Historical politics, of course, is not limited to the preamble of the constitution. Other important instruments in its creation include museums, monuments or promoted heroes.
A good example of such museums are the House of Terror in Budapest or the Warsaw Uprising Museum. They have contributed, respectively, to the strengthening of the sense of innocence among the Hungarians and the development of unconditional cult of the Uprising, regardless of its defeat and its costs. It is not by accident that these two institutions were created as projects of top political leaders, Viktor Orbán and Lech Kaczyński.
In contrast to the museums the wave of the newly-erected monuments has a more grassroots character. This is often reflected in their kitschy aesthetics – googling images of these monuments is telling – which gives them a specific aura of authenticity.
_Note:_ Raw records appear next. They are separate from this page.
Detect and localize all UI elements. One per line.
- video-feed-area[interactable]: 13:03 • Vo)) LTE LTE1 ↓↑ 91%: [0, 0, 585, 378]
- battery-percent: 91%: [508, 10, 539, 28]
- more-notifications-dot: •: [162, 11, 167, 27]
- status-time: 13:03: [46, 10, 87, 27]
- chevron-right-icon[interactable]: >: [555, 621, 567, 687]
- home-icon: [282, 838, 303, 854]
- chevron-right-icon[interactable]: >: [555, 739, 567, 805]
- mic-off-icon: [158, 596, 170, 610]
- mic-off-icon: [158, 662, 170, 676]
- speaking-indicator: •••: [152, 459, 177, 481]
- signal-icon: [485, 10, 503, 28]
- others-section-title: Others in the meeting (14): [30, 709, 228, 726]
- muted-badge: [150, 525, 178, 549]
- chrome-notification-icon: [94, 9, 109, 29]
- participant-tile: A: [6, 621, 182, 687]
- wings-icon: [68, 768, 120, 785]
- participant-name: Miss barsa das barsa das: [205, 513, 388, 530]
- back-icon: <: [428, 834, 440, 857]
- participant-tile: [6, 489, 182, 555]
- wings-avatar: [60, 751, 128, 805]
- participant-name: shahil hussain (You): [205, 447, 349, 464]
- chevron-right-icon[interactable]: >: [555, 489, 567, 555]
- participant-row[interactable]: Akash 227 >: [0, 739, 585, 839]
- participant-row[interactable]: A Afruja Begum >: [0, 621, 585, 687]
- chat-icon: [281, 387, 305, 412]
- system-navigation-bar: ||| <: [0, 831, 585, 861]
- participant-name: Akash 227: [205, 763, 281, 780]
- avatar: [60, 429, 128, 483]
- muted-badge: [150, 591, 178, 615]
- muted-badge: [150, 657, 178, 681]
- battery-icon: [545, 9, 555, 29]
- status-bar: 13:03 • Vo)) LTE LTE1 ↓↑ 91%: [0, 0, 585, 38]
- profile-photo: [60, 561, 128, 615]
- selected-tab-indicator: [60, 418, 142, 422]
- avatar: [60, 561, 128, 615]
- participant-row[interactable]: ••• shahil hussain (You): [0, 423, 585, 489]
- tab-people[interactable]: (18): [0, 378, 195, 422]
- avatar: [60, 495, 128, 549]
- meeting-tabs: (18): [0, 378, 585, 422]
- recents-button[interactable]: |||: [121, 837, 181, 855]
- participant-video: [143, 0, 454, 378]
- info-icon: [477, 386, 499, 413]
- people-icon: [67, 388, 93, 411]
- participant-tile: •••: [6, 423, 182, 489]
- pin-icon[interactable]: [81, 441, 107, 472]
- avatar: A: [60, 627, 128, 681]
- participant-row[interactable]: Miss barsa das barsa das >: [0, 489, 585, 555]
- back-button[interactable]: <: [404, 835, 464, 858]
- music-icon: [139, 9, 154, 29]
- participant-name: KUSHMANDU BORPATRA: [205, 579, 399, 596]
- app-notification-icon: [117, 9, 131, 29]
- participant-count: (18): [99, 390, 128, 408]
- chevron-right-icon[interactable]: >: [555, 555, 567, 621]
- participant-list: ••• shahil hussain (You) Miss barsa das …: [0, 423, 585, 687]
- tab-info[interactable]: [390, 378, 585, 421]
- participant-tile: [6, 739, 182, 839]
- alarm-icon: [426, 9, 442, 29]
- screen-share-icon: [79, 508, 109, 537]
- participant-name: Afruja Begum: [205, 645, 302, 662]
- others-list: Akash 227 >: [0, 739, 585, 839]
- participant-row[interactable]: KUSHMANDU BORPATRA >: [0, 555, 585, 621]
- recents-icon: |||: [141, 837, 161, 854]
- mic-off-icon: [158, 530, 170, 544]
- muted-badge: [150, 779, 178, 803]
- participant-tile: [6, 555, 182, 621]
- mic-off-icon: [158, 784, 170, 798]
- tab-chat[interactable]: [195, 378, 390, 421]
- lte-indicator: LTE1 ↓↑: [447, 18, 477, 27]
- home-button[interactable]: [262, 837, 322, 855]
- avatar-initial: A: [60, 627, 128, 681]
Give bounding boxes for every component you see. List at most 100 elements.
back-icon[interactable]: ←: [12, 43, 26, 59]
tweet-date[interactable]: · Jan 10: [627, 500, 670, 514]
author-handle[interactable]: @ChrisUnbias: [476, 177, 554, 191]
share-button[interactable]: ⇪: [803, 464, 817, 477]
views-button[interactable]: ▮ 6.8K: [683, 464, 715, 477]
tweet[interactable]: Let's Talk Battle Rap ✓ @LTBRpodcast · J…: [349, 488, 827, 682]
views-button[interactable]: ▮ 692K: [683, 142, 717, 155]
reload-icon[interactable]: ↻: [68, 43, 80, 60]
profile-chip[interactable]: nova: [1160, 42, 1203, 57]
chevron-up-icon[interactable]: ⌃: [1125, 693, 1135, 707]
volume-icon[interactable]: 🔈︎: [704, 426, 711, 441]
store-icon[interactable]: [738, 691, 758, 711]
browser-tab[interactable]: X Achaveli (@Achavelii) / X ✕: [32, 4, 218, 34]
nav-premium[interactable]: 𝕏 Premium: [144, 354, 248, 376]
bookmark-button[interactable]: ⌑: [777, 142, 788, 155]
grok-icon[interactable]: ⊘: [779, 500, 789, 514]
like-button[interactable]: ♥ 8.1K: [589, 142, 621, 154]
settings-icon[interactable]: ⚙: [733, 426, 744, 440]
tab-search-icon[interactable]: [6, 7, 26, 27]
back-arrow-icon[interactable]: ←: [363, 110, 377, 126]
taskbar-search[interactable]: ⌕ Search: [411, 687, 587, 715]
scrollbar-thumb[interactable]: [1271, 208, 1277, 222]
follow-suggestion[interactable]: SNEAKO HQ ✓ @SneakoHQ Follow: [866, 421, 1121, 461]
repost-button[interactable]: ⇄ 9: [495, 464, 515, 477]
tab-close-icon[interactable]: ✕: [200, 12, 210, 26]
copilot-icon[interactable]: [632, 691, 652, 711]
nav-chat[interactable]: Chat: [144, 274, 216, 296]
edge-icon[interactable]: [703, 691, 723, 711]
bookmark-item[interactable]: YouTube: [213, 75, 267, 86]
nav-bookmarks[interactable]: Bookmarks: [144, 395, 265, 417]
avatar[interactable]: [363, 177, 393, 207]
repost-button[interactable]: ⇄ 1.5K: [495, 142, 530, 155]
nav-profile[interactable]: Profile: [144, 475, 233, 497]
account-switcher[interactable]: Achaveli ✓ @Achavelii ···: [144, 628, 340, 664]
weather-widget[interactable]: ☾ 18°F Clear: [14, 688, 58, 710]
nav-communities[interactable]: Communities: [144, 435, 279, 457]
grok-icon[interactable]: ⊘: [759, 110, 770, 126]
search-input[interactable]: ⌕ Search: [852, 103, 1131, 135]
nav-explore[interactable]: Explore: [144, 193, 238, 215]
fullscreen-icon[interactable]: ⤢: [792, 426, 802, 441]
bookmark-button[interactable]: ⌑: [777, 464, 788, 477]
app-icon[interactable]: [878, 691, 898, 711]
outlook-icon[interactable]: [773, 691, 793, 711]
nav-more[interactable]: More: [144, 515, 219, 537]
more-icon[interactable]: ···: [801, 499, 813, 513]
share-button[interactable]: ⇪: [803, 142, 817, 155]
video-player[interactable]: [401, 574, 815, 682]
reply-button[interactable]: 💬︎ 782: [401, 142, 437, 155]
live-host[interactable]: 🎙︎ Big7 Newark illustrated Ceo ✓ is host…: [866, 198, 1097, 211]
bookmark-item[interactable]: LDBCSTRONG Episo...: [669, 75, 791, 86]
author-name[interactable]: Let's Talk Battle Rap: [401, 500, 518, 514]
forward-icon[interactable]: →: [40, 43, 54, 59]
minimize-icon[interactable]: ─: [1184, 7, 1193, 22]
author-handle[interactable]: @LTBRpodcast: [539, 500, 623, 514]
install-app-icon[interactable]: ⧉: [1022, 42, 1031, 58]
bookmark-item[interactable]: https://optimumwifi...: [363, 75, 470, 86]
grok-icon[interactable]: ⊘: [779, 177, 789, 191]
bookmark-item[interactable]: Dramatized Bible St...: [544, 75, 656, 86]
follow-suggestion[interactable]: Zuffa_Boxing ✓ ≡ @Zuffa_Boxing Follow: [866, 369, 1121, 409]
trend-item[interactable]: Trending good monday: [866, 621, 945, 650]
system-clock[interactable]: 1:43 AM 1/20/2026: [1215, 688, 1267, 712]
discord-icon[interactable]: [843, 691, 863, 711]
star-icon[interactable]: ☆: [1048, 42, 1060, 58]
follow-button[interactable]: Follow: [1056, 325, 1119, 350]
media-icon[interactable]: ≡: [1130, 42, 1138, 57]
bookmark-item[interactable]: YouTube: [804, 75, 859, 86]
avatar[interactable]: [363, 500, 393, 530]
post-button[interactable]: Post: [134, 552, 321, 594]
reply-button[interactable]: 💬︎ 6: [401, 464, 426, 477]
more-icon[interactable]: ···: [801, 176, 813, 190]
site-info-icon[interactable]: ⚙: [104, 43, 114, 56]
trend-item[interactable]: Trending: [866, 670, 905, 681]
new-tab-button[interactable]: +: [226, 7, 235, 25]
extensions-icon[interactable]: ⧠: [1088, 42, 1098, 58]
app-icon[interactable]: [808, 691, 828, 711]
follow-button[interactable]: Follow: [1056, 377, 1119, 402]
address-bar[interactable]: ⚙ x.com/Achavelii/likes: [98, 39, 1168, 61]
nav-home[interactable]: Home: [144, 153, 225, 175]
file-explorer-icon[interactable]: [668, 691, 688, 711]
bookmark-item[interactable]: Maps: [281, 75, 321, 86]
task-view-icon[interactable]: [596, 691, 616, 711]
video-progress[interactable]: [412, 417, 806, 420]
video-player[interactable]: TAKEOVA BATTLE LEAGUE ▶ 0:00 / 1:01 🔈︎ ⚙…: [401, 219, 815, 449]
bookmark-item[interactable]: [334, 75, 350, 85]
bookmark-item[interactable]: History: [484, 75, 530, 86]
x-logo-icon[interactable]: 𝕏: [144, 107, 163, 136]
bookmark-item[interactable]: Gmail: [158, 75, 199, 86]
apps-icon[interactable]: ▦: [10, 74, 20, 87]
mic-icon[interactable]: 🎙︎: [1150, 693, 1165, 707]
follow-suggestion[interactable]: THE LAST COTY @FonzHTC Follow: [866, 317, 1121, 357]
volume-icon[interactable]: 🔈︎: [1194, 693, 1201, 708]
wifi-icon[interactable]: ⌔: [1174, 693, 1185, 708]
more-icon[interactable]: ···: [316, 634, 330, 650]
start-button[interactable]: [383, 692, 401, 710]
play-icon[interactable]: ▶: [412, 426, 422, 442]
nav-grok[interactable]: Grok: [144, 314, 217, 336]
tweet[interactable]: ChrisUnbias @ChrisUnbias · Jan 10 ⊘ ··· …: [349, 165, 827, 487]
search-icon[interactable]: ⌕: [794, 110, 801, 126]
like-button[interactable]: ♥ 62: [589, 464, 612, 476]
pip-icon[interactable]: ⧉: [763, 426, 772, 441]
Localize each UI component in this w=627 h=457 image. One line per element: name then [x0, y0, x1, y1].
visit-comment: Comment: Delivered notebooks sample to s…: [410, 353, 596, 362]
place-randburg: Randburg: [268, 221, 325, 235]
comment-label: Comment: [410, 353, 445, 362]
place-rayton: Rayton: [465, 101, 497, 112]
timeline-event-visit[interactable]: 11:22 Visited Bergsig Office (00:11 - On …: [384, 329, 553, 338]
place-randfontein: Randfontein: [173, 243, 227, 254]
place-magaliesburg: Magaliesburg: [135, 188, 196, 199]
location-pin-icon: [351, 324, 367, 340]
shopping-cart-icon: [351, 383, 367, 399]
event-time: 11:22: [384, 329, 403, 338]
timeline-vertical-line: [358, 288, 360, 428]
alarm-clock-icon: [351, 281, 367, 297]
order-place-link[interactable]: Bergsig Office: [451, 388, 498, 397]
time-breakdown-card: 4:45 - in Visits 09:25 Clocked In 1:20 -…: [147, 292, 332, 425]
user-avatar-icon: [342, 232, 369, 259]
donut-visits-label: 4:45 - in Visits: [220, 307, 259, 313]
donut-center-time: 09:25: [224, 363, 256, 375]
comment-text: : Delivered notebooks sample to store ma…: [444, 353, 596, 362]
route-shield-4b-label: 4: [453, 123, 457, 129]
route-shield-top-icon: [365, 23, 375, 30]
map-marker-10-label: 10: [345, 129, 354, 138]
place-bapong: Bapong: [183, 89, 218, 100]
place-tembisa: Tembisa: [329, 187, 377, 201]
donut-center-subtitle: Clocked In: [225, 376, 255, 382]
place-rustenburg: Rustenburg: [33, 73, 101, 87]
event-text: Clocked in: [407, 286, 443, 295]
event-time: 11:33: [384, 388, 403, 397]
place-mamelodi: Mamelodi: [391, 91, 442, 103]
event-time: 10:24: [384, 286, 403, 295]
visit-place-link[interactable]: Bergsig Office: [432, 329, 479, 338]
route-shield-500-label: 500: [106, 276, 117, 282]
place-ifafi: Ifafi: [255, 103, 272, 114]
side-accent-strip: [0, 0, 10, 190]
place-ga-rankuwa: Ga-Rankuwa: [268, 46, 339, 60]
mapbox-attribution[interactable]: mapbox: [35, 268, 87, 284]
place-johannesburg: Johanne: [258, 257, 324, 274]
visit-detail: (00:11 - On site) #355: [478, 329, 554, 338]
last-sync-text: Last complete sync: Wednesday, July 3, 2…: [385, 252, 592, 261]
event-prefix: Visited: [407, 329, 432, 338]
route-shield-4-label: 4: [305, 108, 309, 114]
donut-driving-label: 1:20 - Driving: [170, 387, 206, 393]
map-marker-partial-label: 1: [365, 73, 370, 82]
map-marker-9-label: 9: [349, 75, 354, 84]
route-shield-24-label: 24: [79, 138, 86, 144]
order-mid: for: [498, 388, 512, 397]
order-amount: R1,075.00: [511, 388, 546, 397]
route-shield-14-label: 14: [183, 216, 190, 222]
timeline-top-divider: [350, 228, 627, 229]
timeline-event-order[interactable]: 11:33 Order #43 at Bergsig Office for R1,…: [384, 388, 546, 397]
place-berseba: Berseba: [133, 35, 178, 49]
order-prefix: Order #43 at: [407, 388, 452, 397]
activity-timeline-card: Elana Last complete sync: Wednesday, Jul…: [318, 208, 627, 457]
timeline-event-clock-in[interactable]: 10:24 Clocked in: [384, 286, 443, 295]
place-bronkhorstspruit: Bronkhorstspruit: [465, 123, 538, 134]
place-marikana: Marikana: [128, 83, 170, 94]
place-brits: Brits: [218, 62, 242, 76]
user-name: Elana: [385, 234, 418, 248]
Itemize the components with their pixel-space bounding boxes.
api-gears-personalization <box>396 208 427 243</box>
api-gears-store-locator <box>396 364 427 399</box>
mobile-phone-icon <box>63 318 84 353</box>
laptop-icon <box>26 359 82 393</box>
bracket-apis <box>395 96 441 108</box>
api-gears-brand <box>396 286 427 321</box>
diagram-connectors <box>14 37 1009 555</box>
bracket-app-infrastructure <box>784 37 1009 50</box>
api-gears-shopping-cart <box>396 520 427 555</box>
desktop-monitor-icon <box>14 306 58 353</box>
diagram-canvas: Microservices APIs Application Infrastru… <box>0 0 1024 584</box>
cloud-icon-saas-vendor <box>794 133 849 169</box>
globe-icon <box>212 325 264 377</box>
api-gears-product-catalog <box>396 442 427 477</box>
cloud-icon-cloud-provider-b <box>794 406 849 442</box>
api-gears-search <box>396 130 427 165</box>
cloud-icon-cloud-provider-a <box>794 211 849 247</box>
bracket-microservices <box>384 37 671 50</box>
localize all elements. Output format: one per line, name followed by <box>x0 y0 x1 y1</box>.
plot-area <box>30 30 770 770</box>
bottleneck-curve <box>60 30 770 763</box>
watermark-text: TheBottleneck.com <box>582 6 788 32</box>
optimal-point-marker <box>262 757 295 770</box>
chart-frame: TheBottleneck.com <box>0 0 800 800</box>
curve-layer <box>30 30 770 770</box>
Poland is still unquestionably dominated by Pope John Paul II, whose monuments have been erected almost since the moment of his election. Next to him, however, there are new heroes, above all “the cursed soldiers” – anticommunist resistance fighters after the war.
In Hungary the person commemorated by most (49) monuments after 1990 has been the nationalist writer Albert Wass. His books are massively published and read, sometimes as many as fifty titles by him are simultaneously available in a bookshop.
These heroes are venerated even if they are accused of war crimes – in contrast to the enemies, the “Brussels” abroad and “traitors” at house, for whom there is no understanding or mercy. Accusations of communism are routine. Even graves are not spared: recently abusive slogans have been painted on the tombstone of the Polish communist leader Bierut, a couple of years ago the skull of the Hungarian first secretary Kádár was stolen from his grave.
In the meantime, old symbols of glory and national pride are restored. In Poland they come from the period of World War II. After its comeback of the resistance symbol of the kotwica (anchor) has been appearing on the walls, clothes, tattoos and even on baseball bats, a weapon of choice for street fights. The far right parades with the pre-war Little Swords of [Boleslaus] the Brave.
In Hungary symbols from the half-mythical period of proto-Hungarians dominate. They include the the old Hungarian script rovas, the mythical turul birds or archers on a horseback as well as the flag of Árpád stripes turned earlier into a fascist symbol by the Arrow Cross movement.
These motives have appeared on the newly created genre of clothing patriotic bringing a huge success to this sector of the market. Such clothing has become especially popular among the politically engaged football fans, who connect fanatical devotion to their club with the ideology of the extreme right.
The contacts between the Hungarian and the Polish fans are lively and they do not limit themselves to watching football games but often stray into politics. The Polish word “ustawka” (a pre-arranged massive fight between fans of two clubs) has even made it into Hungarian, which reflects both a cult of violence and the recognition enjoyed by Polish fans among their Hungarian peers. Interestingly, one of Hungarian companies producing patriotic clothing is named just Ustawka.
Trends experienced by Poland and Hungary, both at the level of governments and their cultural background, are similar. Traditional Polish-Hungarian friendship has been recently leaning toward nationalism.
The national revival has the face of a football fan wearing a patriotic hoodie and brandishing a baseball bat decorated with the kotwica.